Cette découverte est importante car elle met en lumière une réalité que de nombreux décideurs politiques ont niée pendant des années : la prohibition n’élimine pas les marchés, elle les réorganise. Et lorsque la demande persiste, la prohibition confie immanquablement le contrôle aux fournisseurs les plus impitoyables et les mieux organisés.
Nous assistons actuellement au déroulement de ce processus en temps réel sur le marché américain du vapotage. Et il faut bien comprendre où se situe la responsabilité : le Bureau de la lutte contre le tabagisme et de la santé des CDC et le Centre des produits du tabac de la FDA ont délibérément occulté les risques relatifs et poussé les marchés de la nicotine dans la clandestinité, où l’offre criminelle prospère désormais en toute impunité.
De la réglementation à l'approvisionnement souterrain
Le vapotage est apparu comme une alternative de réduction des risques pour les fumeurs.

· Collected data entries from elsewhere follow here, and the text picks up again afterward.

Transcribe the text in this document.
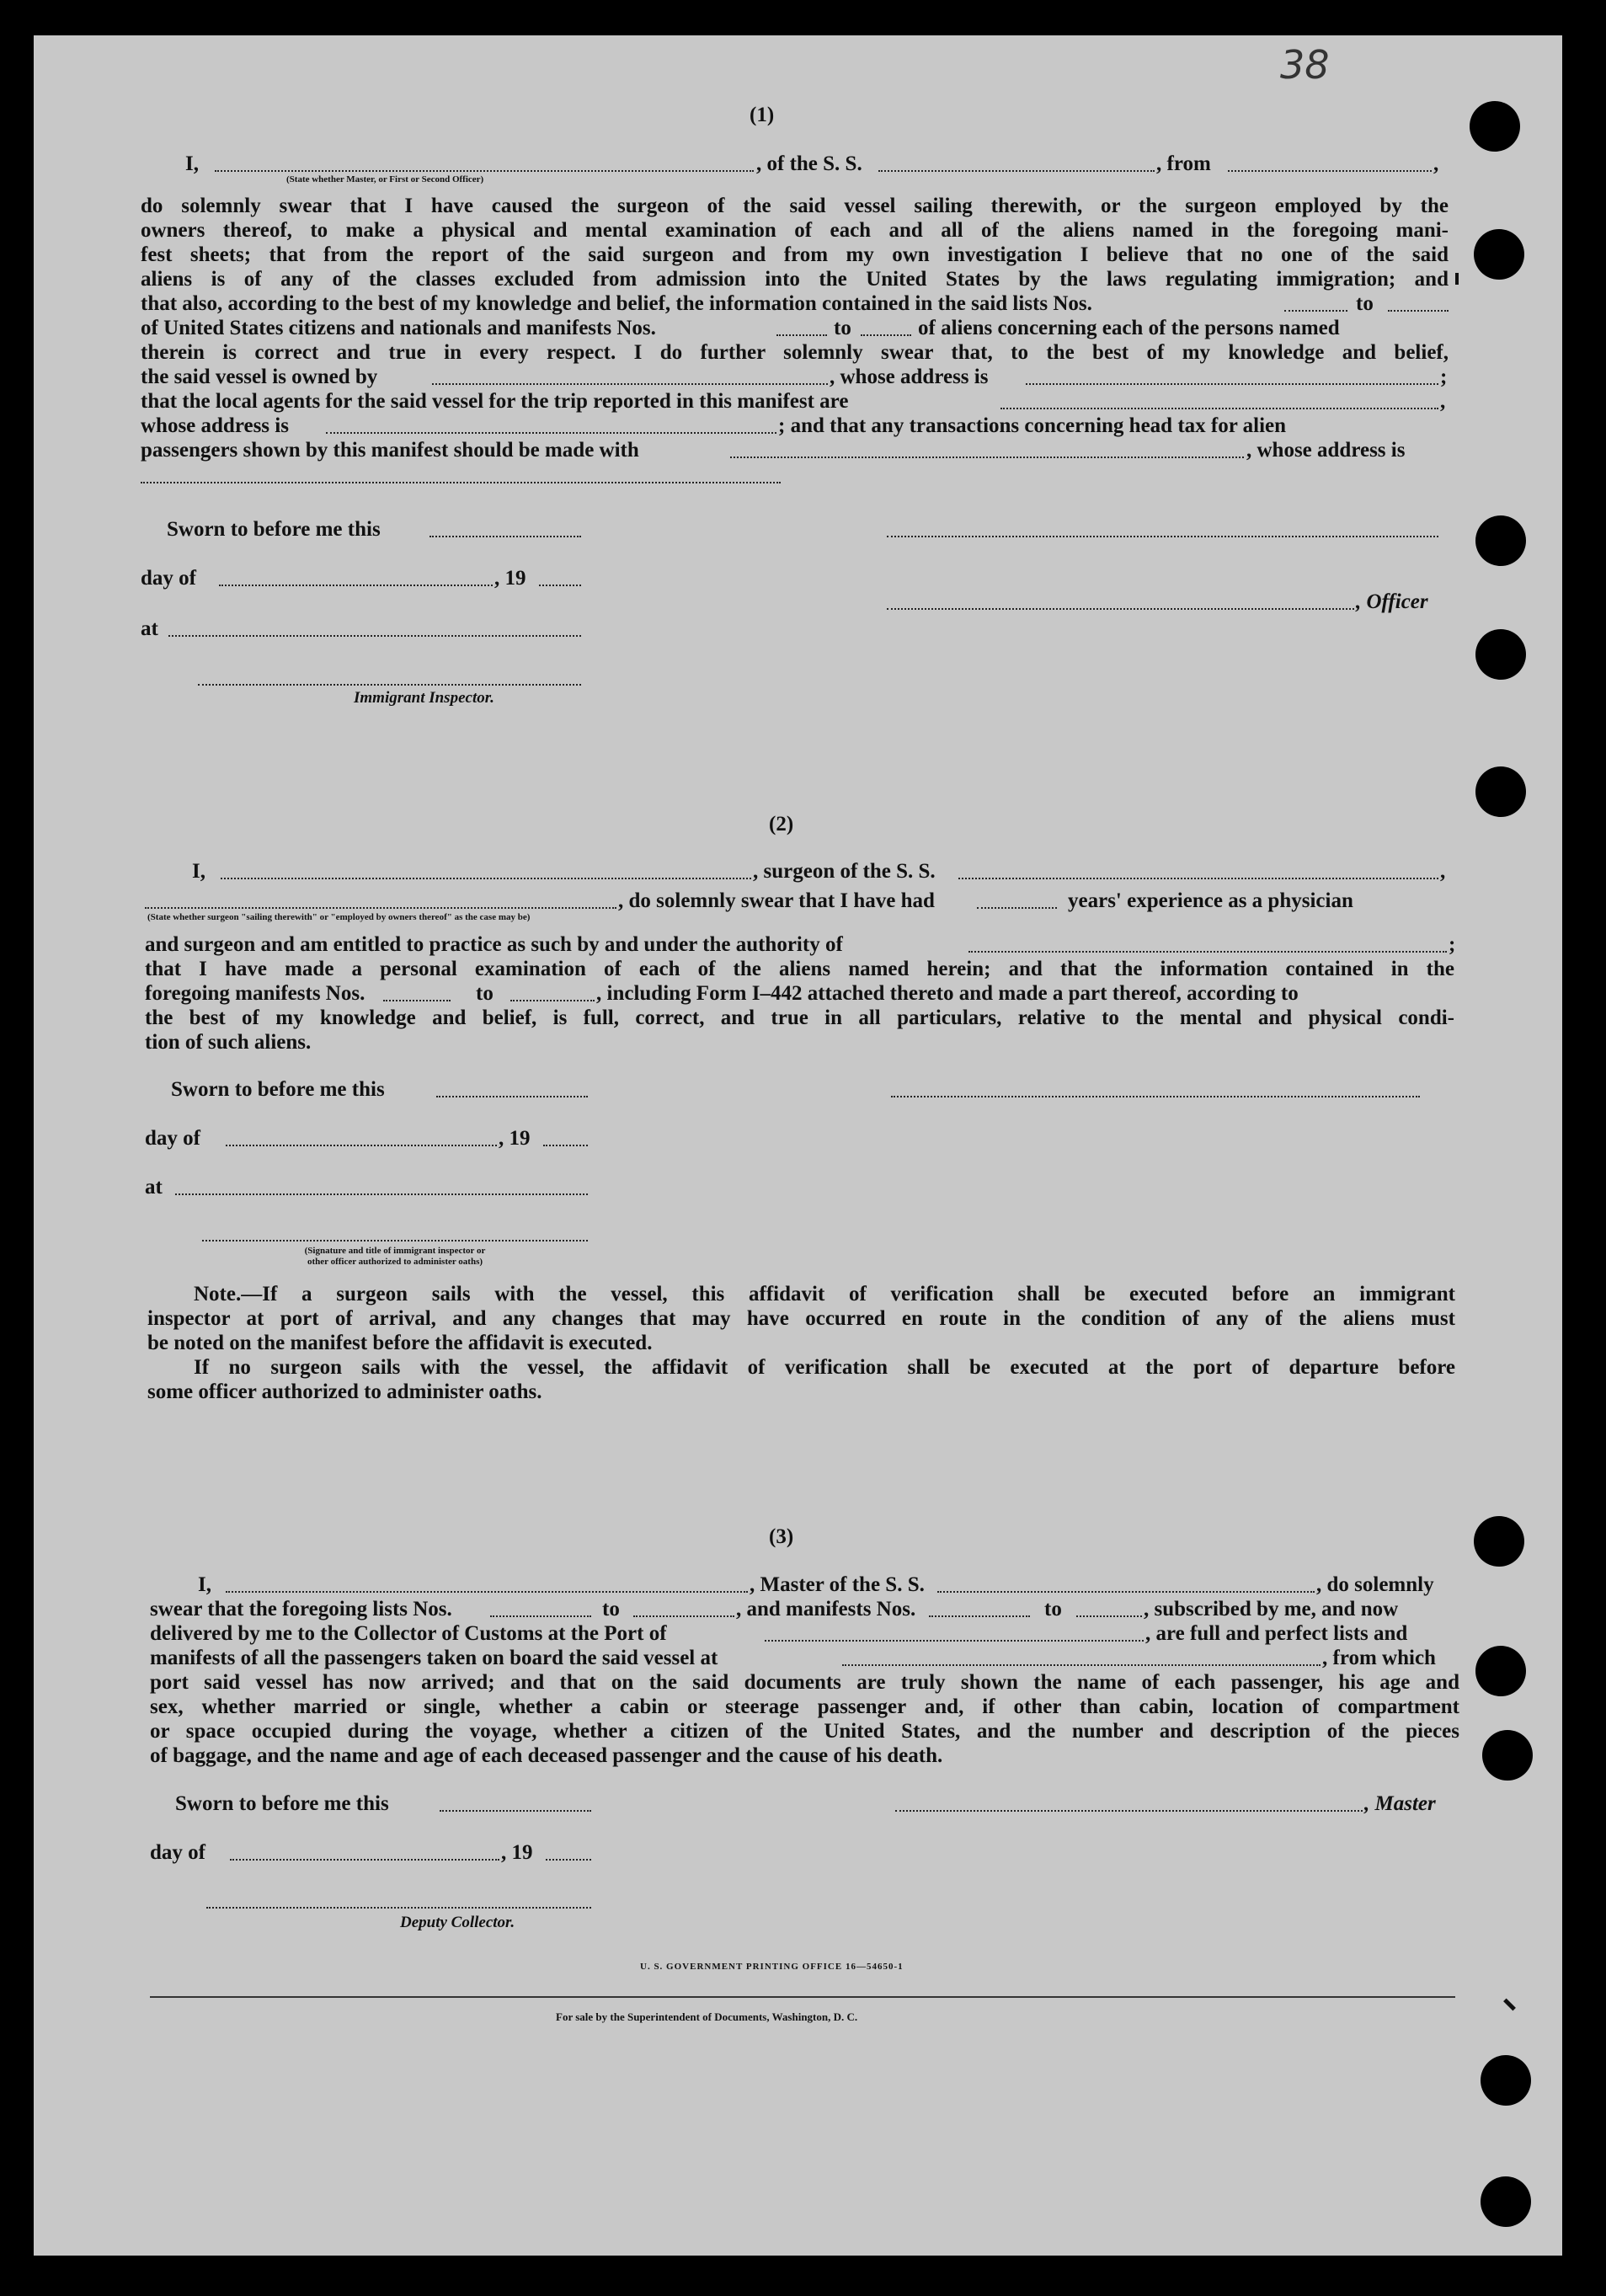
38
(1)
I,	, of the S. S.	, from	,
(State whether Master, or First or Second Officer)
do solemnly swear that I have caused the surgeon of the said vessel sailing therewith, or the surgeon employed by the
owners thereof, to make a physical and mental examination of each and all of the aliens named in the foregoing mani-
fest sheets; that from the report of the said surgeon and from my own investigation I believe that no one of the said
aliens is of any of the classes excluded from admission into the United States by the laws regulating immigration; and
that also, according to the best of my knowledge and belief, the information contained in the said lists Nos.	to
of United States citizens and nationals and manifests Nos.	to	of aliens concerning each of the persons named
therein is correct and true in every respect. I do further solemnly swear that, to the best of my knowledge and belief,
the said vessel is owned by	, whose address is	;
that the local agents for the said vessel for the trip reported in this manifest are	,
whose address is	; and that any transactions concerning head tax for alien
passengers shown by this manifest should be made with	, whose address is
Sworn to before me this
day of	, 19
, Officer
at
Immigrant Inspector.
(2)
I,	, surgeon of the S. S.	,
, do solemnly swear that I have had	years' experience as a physician
(State whether surgeon "sailing therewith" or "employed by owners thereof" as the case may be)
and surgeon and am entitled to practice as such by and under the authority of	;
that I have made a personal examination of each of the aliens named herein; and that the information contained in the
foregoing manifests Nos.	to	, including Form I–442 attached thereto and made a part thereof, according to
the best of my knowledge and belief, is full, correct, and true in all particulars, relative to the mental and physical condi-
tion of such aliens.
Sworn to before me this
day of	, 19
at
(Signature and title of immigrant inspector or
other officer authorized to administer oaths)
Note.—If a surgeon sails with the vessel, this affidavit of verification shall be executed before an immigrant
inspector at port of arrival, and any changes that may have occurred en route in the condition of any of the aliens must
be noted on the manifest before the affidavit is executed.
If no surgeon sails with the vessel, the affidavit of verification shall be executed at the port of departure before
some officer authorized to administer oaths.
(3)
I,	, Master of the S. S.	, do solemnly
swear that the foregoing lists Nos.	to	, and manifests Nos.	to	, subscribed by me, and now
delivered by me to the Collector of Customs at the Port of	, are full and perfect lists and
manifests of all the passengers taken on board the said vessel at	, from which
port said vessel has now arrived; and that on the said documents are truly shown the name of each passenger, his age and
sex, whether married or single, whether a cabin or steerage passenger and, if other than cabin, location of compartment
or space occupied during the voyage, whether a citizen of the United States, and the number and description of the pieces
of baggage, and the name and age of each deceased passenger and the cause of his death.
Sworn to before me this	, Master
day of	, 19
Deputy Collector.
U. S. GOVERNMENT PRINTING OFFICE 16—54650-1
For sale by the Superintendent of Documents, Washington, D. C.
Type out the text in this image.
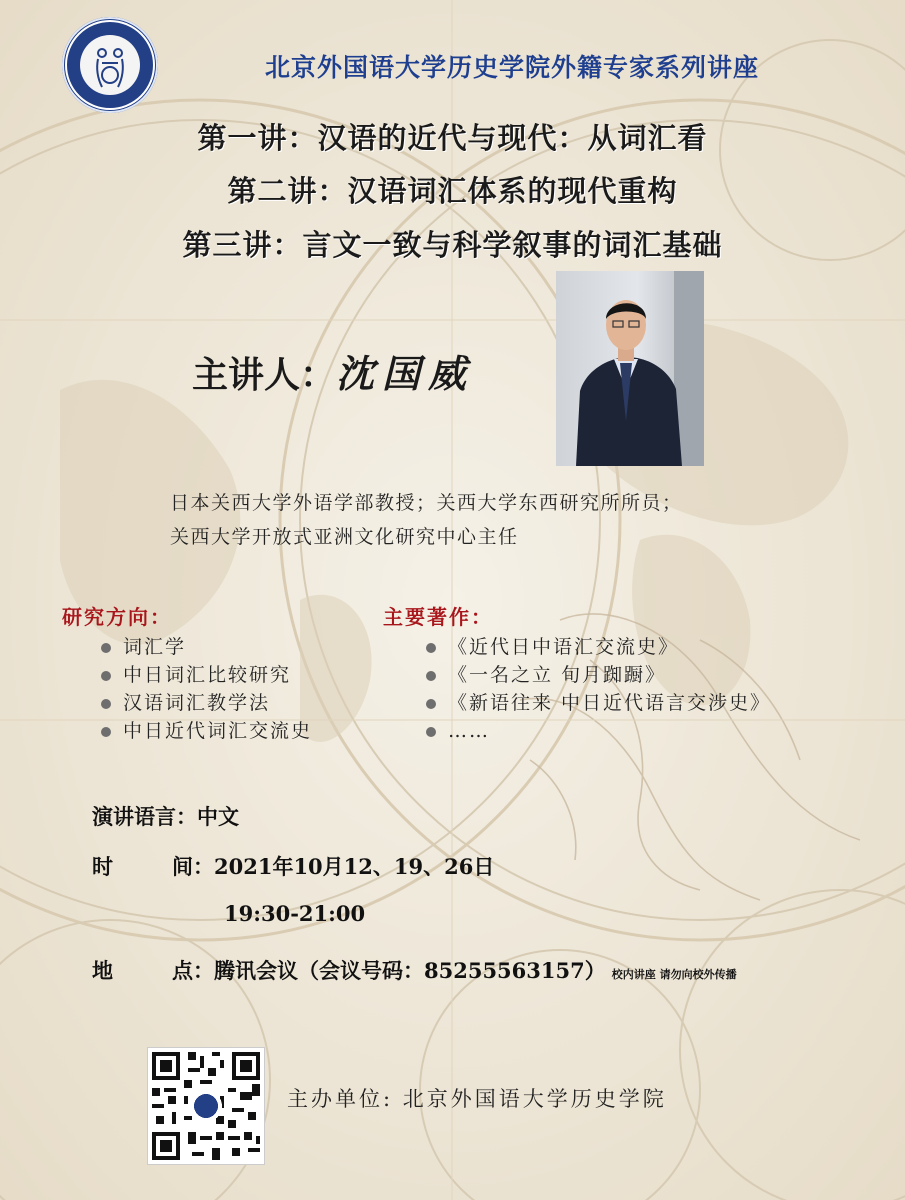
北京外国语大学历史学院外籍专家系列讲座
第一讲：汉语的近代与现代：从词汇看
第二讲：汉语词汇体系的现代重构
第三讲：言文一致与科学叙事的词汇基础
主讲人：沈国威
日本关西大学外语学部教授；关西大学东西研究所所员；
关西大学开放式亚洲文化研究中心主任
研究方向：	主要著作：
词汇学
中日词汇比较研究
汉语词汇教学法
中日近代词汇交流史
《近代日中语汇交流史》
《一名之立 旬月踟蹰》
《新语往来 中日近代语言交涉史》
……
演讲语言：中文
时	间：2021年10月12、19、26日
19:30-21:00
地	点：腾讯会议（会议号码：85255563157） 校内讲座 请勿向校外传播
主办单位: 北京外国语大学历史学院
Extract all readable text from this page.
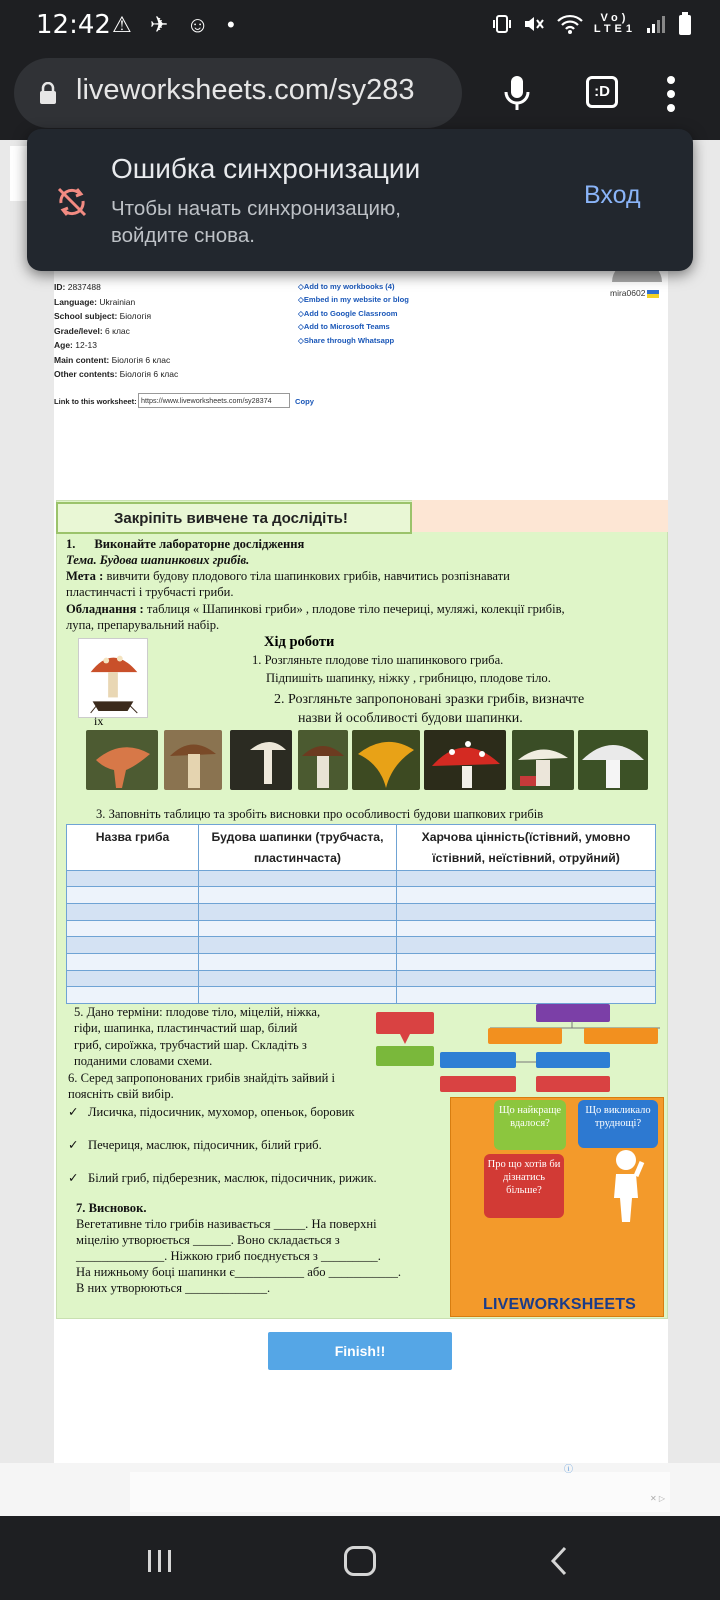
12:42 ⚠ ✈ ☺ •	Vo)
LTE1
liveworksheets.com/sy283	:D
ID: 2837488
Language: Ukrainian
School subject: Біологія
Grade/level: 6 клас
Age: 12-13
Main content: Біологія 6 клас
Other contents: Біологія 6 клас
◇ Add to my workbooks (4)
◇ Embed in my website or blog
◇ Add to Google Classroom
◇ Add to Microsoft Teams
◇ Share through Whatsapp
mira0602
Link to this worksheet: https://www.liveworksheets.com/sy28374	Copy
Закріпіть вивчене та дослідіть!
1. Виконайте лабораторне дослідження
Тема. Будова шапинкових грибів.
Мета : вивчити будову плодового тіла шапинкових грибів, навчитись розпізнавати
пластинчасті і трубчасті гриби.
Обладнання : таблиця « Шапинкові гриби» , плодове тіло печериці, муляжі, колекції грибів,
лупа, препарувальний набір.
Хід роботи
1. Розгляньте плодове тіло шапинкового гриба.
Підпишіть шапинку, ніжку , грибницю, плодове тіло.
2. Розгляньте запропоновані зразки грибів, визначте
назви й особливості будови шапинки.
іх
3. Заповніть таблицю та зробіть висновки про особливості будови шапкових грибів
Назва гриба	Будова шапинки (трубчаста, пластинчаста)	Харчова цінність(їстівний, умовно їстівний, неїстівний, отруйний)

5. Дано терміни: плодове тіло, міцелій, ніжка,
гіфи, шапинка, пластинчастий шар, білий
гриб, сироїжка, трубчастий шар. Складіть з
поданими словами схеми.
6. Серед запропонованих грибів знайдіть зайвий і
поясніть свій вибір.
✓ Лисичка, підосичник, мухомор, опеньок, боровик
✓ Печериця, маслюк, підосичник, білий гриб.
✓ Білий гриб, підберезник, маслюк, підосичник, рижик.
7. Висновок.
Вегетативне тіло грибів називається _____. На поверхні
міцелію утворюється ______. Воно складається з
______________. Ніжкою гриб поєднується з _________.
На нижньому боці шапинки є___________ або ___________.
В них утворюються _____________.
Що найкраще вдалося?
Що викликало труднощі?
Про що хотів би дізнатись більше?
LIVEWORKSHEETS
Finish!!
ⓘ
✕ ▷
Ошибка синхронизации
Чтобы начать синхронизацию, войдите снова.
Вход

Au Royaume-Uni, en Nouvelle-Zélande et dans d'autres pays autorisant la concurrence ouverte des produits réglementés avec les cigarettes, le taux de tabagisme a rapidement diminué.
Aux États-Unis, en revanche, le vapotage légal a été fragilisé par une combinaison d'interdictions, de gel des autorisations et d'une réglementation privilégiant la répression. Il n'en résulte pas un marché plus restreint, mais un marché largement devenu clandestin.
De l'aveu même du gouvernement, seule une petite fraction des produits de vapotage actuellement vendus aux États-Unis sont officiellement autorisés. Concrètement, cela signifie que la plupart des adultes qui vapotent achètent des produits illégaux, souvent sans le savoir. Sur de nombreux marchés locaux, notamment dans les supérettes que j'ai personnellement visitées, les cigarettes électroniques jetables illégales semblent représenter la majorité des ventes.
Il ne s'agit pas d'un phénomène marginal. C'est une chaîne d'approvisionnement nationale parallèle.
Ce que les forces de l'ordre découvrent réellement
Les récentes opérations de répression donnent une idée de l'ampleur du problème. Les agences fédérales ont saisi des centaines de milliers, voire des millions, de dispositifs de vapotage illégaux lors d'une seule opération. Des entrepôts entiers ont été vidés de produits qui n'avaient jamais été homologués et qui étaient souvent délibérément mal étiquetés pour échapper aux contrôles douaniers.
Les autorités ont reconnu que des milliers de produits de vapotage non autorisés circulent sur le marché américain. La plupart sont fabriqués à l'étranger et entrent sur le territoire par le biais de déclarations de transport frauduleuses, de transitaires ou de circuits transfrontaliers informels. Une fois à l'intérieur du pays, leur distribution emprunte souvent les mêmes voies de contrebande qu'avec le Mexique – des itinéraires utilisés depuis longtemps pour le trafic de stupéfiants, d'armes et d'argent liquide.
Dans plusieurs cas, des boutiques de cigarettes électroniques perquisitionnées par les forces de l'ordre se sont révélées être des façades pour des activités criminelles plus vastes, notamment le trafic de stupéfiants et le blanchiment d'argent. C'est ce qui arrive lorsqu'un marché de consommation est contraint à la clandestinité : il est absorbé par une infrastructure criminelle qui sait déjà comment faire circuler des biens et de l'argent à grande échelle.
Pourquoi la prohibition échoue systématiquement
Rien de tout cela n'est surprenant. La prohibition a une longue histoire, bien documentée.
Lorsque les gouvernements criminalisent l'offre alors que la demande persiste, ils ne créent pas des marchés plus sûrs. Ils créent des marchés optimisés pour le secret, l'intimidation et la maximisation des profits. Les entreprises soucieuses de la conformité disparaissent. Les organisations criminelles s'y installent. Le contrôle disparaît.
Il ne s'agit pas d'un échec de l'application de la loi. C'est la logique économique de la prohibition.
La prohibition de l'alcool a engendré la contrebande d'alcool, les empoisonnements et le crime organisé. La guerre contre la drogue a professionnalisé le trafic et enraciné les réseaux violents. Les taxes élevées sur le tabac ont alimenté la contrebande et la contrefaçon. Le vapotage illicite suit le même schéma, mais à une vitesse fulgurante.
Le danger des produits illicites
Une conséquence profondément gênante de ce choix politique devient désormais plus difficile à ignorer : certains produits de vapotage illicites peuvent être réellement dangereux.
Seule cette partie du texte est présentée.